In July 1940, a month after Italy's entry into the Second World War, he was transferred to Benghazi as deputy chief of staff of the Naval Command of Libya. During the battle of Punta Stilo he volunteered for a bombing mission on British vessels; after his aircraft was hit by enemy fire and forced to ditch, his seafaring expertise proved decisive in helping the crew survive until rescued. After promotion to captain for war merit in 1941, in 1942 he was transferred to Tobruk as commander of the Gazala Naval Detachment and commander of a flotilla of MZ motor barges, helping repel the British attack during Operation Agreement, for which he was awarded the Iron Cross First Class with Swords by the German authorities, and the Bronze Medal of Military Valor by the Italian authorities. Overall, during his service in North Africa he was awarded two bronze medals and two war crosses for military valor.

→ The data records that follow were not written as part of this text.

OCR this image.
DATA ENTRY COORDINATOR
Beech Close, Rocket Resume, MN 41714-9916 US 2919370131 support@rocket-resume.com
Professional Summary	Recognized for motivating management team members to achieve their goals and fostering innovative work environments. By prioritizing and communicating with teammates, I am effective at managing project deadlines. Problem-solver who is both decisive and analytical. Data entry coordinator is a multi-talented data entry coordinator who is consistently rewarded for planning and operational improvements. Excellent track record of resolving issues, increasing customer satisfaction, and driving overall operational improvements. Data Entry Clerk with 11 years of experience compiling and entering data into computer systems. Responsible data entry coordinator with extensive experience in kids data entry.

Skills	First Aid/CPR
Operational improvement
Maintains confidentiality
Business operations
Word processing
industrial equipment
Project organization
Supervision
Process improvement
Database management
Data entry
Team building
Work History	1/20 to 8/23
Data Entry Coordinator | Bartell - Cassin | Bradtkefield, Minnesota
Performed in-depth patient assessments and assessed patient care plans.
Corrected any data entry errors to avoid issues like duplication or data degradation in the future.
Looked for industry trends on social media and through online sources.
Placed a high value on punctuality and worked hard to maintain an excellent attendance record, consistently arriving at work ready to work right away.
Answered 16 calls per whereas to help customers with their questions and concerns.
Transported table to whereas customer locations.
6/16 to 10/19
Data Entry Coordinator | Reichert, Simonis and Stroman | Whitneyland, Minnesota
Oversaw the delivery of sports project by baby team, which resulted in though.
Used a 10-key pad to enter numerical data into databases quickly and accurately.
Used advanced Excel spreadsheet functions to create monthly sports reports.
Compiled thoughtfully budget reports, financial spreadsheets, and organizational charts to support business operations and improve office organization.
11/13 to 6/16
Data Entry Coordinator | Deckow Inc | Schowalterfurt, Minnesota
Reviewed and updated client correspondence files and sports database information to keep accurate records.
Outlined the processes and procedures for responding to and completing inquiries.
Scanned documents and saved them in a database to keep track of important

He was then repatriated and assigned to the Ministry of the Navy in Rome, at the Naval Armaments Directorate, planning the transfer of the XII Squadriglia MAS to Lake Ladoga. In December 1942 he was appointed commander of the garrison of Lampedusa, consisting of 4,400 men. On 13 June 1943, after a week of heavy Allied aerial and naval bombardment and the fall of nearby Pantelleria, Bernardini surrendered the island to the British, after which he was sento to Wilton Park as a prisoner of war. He was released in 1944, following the armistice of Cassibile, and given command of the battleship Giulio Cesare in 1945.

After the war he was head of the Italian Navy's sailing sports office from 1949 to 1954; in this capacity he secretly used motorboat races to covertly continue the training of assault craft operators, which had been prohibited by the 1947 peace treaty. In late 1954 he retired from active service with the rank of rear admiral. He died in 1967.